Final answer:
The pressure of nitrogen gas stored in a 1100.0 L cylinder at 280 °C is calculated using the ideal gas law PV=nRT, resulting in a pressure of 194.69 atm.
Step-by-step explanation:
To calculate the pressure of nitrogen gas (N₂) in the cylinder, assumed to be an ideal gas, we can use the ideal gas law:
PV = nRT,
where P is pressure, V is volume, n is the number of moles of gas, R is the ideal gas constant, and T is temperature in Kelvin.

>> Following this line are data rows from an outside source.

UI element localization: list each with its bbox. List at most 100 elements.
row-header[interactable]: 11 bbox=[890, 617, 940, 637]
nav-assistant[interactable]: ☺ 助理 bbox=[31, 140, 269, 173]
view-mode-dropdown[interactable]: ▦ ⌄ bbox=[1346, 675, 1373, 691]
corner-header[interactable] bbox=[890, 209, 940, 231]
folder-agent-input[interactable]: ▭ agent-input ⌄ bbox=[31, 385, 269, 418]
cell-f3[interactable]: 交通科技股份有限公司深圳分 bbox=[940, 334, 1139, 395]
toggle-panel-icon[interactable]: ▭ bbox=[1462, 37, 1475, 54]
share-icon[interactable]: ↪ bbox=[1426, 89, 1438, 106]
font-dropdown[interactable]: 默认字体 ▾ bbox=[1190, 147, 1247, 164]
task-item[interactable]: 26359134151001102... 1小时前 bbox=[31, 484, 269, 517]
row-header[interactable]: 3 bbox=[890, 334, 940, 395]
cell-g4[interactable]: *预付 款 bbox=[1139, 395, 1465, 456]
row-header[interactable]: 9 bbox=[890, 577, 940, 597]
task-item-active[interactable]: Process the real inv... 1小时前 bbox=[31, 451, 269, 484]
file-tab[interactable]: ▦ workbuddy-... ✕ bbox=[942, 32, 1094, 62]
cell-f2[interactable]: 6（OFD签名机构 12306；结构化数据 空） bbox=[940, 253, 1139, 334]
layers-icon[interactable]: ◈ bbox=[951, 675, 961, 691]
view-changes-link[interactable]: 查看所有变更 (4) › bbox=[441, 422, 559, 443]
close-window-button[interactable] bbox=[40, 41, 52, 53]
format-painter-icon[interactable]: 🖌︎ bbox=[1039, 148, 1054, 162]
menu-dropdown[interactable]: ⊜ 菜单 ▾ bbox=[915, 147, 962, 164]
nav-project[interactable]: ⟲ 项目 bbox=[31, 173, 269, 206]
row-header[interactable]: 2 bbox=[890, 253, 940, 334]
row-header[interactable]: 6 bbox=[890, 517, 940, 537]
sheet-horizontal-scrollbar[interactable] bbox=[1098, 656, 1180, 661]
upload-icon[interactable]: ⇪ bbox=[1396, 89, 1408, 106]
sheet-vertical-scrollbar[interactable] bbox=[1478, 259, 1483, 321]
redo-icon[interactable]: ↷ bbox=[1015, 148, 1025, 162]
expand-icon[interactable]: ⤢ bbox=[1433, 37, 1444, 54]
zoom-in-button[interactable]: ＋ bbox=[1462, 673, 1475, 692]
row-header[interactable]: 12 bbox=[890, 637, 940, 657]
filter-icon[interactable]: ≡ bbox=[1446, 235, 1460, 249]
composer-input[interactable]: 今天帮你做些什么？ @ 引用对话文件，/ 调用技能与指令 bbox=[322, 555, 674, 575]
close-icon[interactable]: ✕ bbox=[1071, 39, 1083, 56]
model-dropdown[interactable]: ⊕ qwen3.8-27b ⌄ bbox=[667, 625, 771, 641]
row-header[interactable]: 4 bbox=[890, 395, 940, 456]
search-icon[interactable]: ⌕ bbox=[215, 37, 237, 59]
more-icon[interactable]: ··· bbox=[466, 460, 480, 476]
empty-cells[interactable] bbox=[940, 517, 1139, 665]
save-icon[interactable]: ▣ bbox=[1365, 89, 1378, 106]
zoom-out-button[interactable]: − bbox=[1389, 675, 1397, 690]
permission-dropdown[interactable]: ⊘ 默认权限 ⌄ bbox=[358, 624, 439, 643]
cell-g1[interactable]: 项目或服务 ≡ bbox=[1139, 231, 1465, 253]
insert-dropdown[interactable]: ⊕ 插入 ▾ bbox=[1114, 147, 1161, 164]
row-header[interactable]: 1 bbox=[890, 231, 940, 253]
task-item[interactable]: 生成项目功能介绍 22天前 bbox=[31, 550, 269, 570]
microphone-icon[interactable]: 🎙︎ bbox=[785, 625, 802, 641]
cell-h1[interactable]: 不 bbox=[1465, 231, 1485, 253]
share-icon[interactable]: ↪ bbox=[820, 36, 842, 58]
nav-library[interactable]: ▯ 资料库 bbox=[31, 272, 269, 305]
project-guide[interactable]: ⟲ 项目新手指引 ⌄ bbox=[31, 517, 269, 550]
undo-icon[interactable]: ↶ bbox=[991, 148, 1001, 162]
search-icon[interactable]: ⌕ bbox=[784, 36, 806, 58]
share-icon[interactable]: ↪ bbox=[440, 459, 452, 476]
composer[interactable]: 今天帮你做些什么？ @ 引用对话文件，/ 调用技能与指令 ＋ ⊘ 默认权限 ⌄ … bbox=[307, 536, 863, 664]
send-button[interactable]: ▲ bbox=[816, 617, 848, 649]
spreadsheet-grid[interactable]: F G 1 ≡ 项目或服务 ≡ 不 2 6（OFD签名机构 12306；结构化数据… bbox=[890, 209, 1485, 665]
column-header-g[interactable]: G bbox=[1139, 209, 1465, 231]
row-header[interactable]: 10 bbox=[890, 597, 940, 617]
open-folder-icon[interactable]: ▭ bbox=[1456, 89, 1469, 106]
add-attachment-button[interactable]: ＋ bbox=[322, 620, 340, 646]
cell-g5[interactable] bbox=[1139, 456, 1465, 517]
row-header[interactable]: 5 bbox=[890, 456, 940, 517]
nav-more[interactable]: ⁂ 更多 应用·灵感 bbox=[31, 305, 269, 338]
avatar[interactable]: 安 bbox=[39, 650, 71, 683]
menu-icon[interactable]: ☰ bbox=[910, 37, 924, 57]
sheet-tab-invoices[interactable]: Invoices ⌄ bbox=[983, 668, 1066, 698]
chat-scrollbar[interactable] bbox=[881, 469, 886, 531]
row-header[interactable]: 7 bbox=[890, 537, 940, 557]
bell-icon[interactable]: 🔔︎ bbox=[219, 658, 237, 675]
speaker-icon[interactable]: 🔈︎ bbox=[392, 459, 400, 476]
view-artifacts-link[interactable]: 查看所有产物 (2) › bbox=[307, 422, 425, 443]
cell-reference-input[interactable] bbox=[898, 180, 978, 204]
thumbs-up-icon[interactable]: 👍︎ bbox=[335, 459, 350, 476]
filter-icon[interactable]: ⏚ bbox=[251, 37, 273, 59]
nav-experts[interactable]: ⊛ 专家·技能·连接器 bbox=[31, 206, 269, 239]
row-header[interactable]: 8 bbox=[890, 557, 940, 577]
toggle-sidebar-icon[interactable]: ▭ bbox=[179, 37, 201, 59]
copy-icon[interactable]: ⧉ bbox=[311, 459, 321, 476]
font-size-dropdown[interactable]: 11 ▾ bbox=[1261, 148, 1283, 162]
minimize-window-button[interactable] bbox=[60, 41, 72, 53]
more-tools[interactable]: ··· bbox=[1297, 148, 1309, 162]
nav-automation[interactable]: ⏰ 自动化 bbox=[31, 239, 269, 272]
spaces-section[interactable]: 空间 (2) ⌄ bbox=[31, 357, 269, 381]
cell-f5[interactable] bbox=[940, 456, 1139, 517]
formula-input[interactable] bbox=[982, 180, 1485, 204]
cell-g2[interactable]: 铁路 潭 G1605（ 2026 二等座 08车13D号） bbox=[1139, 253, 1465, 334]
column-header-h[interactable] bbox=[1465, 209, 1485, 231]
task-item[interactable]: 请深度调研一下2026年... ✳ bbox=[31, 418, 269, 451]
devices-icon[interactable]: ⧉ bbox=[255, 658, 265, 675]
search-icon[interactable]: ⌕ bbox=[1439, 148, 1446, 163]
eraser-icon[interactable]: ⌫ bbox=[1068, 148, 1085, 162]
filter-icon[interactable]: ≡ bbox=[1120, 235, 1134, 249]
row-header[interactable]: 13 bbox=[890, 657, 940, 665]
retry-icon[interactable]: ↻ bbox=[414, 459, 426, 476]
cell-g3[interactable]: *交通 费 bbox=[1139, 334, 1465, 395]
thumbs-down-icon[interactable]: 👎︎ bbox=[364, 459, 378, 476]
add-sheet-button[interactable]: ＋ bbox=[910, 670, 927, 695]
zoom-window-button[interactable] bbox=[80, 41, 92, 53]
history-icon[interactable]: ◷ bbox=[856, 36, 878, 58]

First, we convert the given mass of nitrogen to moles. The molar mass of N₂ is 28.0 g/mol, so 120 kg (120,000 g) of N₂ is:
n = mass / molar mass = 120,000 g / 28.0 g/mol = 4285.71 moles.
Next, we convert the temperature to Kelvin:
T = 280 °C + 273.15 = 553.15 K.
The volume is given as 1100.0 L, which we will use directly in our calculation. The ideal gas constant, R, is 0.0821 L·atm/mol·K.
Now, we can solve for pressure, P:
P = nRT / V = (4285.71 mol) × (0.0821 L·atm/mol·K) × (553.15 K) / 1100.0 L = 194.69 atm.
The pressure of the nitrogen gas under the given conditions is 194.69 atm.